SEMINAR IN DECISION SCIENCES DEPARTMENT OF ECONOMICS AND FINANCE LUISS Viale Romania 32 00197 Roma
Title of the talk: A general theory for Bayesian inference with linked and duplicated data
Speaker: Brunero Liseo (Sapienza Università di Roma) on March 8th from 12:00 to 13:00 in room 207
Abstract Record linkage is a statistical method which aims at identifying whether two or more records refer to the same statistical entity or not. Duplications of the same entity within one single source or across different files may be interpreted as “clusters of records”, showing strong similarities across their fields. In this paper we frame the record linkage process into a formal Bayesian clustering model and we investigate the role of species sampling models as prior distributions for the clustering structure. In fact the different latent entities underlying one or more data sources can be treated as the sampled species and the observed records as noisy measurements of their features. We also discuss an important issue in the clustering approach to entity resolution, that is the need to bound the clusters sizes even for large data sets. The proposed statistical models will be used both in a classical record linkage scenario and in the more complex framework of multiple duplications on the same data source and will serve as supporting models for Bayesian regression analyses with linked data.

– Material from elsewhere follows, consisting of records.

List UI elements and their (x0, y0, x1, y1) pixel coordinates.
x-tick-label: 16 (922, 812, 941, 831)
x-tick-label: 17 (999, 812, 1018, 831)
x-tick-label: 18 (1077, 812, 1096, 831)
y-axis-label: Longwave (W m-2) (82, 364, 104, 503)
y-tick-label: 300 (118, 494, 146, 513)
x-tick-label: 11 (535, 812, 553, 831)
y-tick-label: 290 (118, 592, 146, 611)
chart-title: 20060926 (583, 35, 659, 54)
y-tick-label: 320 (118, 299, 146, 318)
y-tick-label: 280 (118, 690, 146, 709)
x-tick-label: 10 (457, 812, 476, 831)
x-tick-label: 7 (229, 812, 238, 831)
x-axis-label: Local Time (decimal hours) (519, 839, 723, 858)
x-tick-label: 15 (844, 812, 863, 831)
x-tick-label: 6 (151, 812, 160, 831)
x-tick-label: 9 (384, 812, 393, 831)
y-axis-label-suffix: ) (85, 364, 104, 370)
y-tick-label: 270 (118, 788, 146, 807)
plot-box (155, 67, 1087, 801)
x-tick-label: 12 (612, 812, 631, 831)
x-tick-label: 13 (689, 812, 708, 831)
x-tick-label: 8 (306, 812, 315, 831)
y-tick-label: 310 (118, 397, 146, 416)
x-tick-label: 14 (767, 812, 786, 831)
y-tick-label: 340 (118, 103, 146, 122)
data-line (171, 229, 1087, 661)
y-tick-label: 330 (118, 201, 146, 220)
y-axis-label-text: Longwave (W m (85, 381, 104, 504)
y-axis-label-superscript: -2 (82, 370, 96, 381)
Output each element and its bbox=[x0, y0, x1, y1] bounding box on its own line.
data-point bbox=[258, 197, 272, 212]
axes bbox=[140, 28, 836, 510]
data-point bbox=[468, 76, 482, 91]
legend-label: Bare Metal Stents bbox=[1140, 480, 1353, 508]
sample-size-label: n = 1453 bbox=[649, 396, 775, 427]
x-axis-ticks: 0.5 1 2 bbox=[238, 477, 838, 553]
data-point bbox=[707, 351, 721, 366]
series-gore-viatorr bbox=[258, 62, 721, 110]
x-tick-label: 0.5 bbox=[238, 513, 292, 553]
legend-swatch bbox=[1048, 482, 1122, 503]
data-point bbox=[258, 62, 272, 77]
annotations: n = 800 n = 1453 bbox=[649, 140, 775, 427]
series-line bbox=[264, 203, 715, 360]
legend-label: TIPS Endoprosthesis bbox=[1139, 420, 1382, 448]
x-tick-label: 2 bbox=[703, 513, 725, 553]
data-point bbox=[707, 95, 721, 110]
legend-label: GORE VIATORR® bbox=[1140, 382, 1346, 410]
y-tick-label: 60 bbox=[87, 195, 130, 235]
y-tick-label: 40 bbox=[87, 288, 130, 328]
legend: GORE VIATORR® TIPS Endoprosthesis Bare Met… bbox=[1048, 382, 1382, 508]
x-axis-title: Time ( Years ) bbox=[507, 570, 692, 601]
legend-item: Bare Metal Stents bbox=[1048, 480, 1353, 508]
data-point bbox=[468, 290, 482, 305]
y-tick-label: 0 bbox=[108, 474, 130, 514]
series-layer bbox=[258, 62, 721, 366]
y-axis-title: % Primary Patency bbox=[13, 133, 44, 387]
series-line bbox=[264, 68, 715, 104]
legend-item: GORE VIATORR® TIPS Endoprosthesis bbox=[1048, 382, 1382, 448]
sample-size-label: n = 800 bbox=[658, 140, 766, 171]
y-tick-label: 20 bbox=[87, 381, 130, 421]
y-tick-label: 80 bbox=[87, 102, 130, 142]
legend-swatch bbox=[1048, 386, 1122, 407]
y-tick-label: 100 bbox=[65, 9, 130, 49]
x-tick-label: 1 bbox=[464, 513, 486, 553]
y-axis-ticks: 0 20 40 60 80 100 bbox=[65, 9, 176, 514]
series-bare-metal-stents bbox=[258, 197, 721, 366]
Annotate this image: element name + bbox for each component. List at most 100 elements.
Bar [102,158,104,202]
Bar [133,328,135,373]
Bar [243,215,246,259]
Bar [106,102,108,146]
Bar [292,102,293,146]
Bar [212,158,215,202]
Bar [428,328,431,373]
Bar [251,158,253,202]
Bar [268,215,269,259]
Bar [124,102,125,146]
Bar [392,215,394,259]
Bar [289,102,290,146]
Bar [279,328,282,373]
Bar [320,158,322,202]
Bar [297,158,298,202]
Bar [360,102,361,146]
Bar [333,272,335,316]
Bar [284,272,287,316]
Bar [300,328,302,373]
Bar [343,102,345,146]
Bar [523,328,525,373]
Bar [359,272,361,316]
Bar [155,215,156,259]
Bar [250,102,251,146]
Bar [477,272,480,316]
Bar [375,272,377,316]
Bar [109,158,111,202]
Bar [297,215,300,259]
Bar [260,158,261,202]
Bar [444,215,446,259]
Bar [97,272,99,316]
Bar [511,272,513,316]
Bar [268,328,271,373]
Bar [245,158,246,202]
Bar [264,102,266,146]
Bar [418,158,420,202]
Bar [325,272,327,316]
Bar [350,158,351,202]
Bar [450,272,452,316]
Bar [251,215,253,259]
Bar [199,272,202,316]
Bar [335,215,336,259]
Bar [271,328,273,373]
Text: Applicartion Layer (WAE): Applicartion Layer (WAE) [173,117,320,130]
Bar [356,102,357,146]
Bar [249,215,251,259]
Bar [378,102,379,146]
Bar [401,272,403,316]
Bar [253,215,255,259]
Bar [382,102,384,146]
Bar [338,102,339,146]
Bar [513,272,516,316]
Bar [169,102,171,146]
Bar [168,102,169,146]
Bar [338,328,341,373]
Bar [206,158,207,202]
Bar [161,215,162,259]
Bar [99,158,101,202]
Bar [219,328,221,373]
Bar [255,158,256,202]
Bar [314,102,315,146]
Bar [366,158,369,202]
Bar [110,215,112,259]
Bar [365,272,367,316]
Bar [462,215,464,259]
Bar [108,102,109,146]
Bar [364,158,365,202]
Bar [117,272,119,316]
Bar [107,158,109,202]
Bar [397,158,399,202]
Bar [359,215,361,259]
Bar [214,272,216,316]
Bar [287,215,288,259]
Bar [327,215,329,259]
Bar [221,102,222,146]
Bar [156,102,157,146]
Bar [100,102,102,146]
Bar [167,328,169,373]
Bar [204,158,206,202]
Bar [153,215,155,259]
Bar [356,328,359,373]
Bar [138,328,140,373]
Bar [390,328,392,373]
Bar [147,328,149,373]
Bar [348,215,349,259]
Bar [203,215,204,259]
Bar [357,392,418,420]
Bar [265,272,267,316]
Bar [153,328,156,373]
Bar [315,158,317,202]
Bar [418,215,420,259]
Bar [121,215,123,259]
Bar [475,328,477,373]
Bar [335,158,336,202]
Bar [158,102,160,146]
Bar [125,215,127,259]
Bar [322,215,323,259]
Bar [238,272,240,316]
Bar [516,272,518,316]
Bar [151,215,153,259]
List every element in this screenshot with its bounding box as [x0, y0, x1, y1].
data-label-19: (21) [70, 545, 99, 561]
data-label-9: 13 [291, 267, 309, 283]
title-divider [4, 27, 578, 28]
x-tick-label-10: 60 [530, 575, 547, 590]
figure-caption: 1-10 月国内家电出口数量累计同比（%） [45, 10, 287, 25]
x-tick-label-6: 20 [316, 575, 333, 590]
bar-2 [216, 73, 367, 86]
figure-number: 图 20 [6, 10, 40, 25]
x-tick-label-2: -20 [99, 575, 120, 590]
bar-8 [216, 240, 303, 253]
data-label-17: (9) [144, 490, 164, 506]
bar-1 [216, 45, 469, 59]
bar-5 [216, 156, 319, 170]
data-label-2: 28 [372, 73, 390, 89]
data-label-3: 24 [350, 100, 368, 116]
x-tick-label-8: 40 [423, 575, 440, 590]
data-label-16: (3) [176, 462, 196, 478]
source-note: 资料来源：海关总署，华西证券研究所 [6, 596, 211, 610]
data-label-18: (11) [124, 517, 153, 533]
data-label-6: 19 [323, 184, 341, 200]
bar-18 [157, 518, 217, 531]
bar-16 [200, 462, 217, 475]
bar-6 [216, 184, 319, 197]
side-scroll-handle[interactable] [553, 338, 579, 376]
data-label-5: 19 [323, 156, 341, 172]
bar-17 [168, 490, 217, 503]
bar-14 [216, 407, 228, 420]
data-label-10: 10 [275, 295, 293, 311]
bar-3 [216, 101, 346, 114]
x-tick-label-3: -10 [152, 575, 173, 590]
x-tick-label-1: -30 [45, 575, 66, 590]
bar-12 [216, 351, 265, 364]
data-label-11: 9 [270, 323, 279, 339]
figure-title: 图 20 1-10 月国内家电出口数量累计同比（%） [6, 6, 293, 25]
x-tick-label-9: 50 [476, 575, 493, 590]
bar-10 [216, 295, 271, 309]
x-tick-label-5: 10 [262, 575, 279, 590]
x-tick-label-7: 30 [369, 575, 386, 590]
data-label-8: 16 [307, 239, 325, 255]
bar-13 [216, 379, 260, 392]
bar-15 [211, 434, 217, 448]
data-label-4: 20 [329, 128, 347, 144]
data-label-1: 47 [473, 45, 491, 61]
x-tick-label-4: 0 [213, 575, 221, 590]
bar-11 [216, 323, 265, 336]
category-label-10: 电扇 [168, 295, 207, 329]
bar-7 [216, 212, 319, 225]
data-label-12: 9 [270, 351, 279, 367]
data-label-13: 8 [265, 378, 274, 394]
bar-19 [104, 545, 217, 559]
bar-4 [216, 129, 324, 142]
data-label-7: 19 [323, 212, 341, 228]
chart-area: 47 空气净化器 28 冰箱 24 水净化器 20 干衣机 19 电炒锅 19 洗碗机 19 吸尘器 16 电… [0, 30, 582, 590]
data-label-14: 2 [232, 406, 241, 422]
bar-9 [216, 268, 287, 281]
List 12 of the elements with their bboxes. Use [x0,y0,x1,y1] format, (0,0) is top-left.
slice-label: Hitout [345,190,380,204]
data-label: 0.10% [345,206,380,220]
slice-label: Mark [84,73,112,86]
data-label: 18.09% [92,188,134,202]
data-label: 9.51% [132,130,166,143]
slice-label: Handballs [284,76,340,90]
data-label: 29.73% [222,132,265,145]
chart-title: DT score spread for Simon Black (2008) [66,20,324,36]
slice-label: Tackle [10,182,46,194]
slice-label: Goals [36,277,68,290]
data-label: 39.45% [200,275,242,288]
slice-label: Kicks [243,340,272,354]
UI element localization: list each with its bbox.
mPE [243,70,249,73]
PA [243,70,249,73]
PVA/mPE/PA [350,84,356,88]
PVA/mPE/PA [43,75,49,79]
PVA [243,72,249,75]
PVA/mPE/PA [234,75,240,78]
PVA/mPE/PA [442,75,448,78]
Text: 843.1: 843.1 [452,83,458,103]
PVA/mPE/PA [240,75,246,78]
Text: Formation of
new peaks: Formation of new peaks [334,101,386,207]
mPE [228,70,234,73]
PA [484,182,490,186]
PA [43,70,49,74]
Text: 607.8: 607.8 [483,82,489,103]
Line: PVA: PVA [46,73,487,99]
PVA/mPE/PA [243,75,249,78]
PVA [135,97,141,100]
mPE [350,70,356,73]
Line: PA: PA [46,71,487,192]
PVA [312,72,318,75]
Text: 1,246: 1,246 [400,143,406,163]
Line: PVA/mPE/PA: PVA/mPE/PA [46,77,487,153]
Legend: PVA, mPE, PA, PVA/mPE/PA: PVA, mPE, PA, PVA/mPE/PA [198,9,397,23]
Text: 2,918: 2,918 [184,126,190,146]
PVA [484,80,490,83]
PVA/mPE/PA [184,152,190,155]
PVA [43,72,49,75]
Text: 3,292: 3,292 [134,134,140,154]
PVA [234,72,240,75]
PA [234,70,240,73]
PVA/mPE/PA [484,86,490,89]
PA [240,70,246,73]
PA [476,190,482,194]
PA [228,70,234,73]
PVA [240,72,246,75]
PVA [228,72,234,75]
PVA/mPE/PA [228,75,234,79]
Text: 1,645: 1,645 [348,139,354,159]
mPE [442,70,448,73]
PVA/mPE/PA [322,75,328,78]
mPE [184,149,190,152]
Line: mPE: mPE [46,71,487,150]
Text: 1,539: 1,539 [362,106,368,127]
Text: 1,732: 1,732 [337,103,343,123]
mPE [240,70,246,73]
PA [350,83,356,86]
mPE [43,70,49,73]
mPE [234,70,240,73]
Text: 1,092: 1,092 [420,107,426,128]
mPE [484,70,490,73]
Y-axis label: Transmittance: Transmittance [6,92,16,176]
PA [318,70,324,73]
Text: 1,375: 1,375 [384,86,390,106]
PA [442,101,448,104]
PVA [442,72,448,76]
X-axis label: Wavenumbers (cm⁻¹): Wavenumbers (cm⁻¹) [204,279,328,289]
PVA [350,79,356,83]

Key words: Species Sampling, Latent structure, Hit and Miss Algorithm, Clustering.
References 1. Tancredi, A. and Liseo, B. (2015) Regression Analysis with linked data: Problems and possible solutions. Statistica, 75,1:19–35. 2. Lahiri, P. and Larsen, M.D., (2005). Regression analysis with linked data. Journal of the American Statistical Association, 100, pp. 222–230. 3. Tancredi, A., Liseo, B. (2011) A Hierarchical Bayesian Approach to Record Linkage and Population Size Problems. The Annals of Applied Statistics, Vol. 5, No. 2B, 1553–1585. 4. R.C. Steorts, R. Hall & S. Fienberg. (2013). A Bayesian approach to graphical record linkage and de-duplication. Journal of the American Statistical Association, (In Press) preprint arXiv:1312.4645.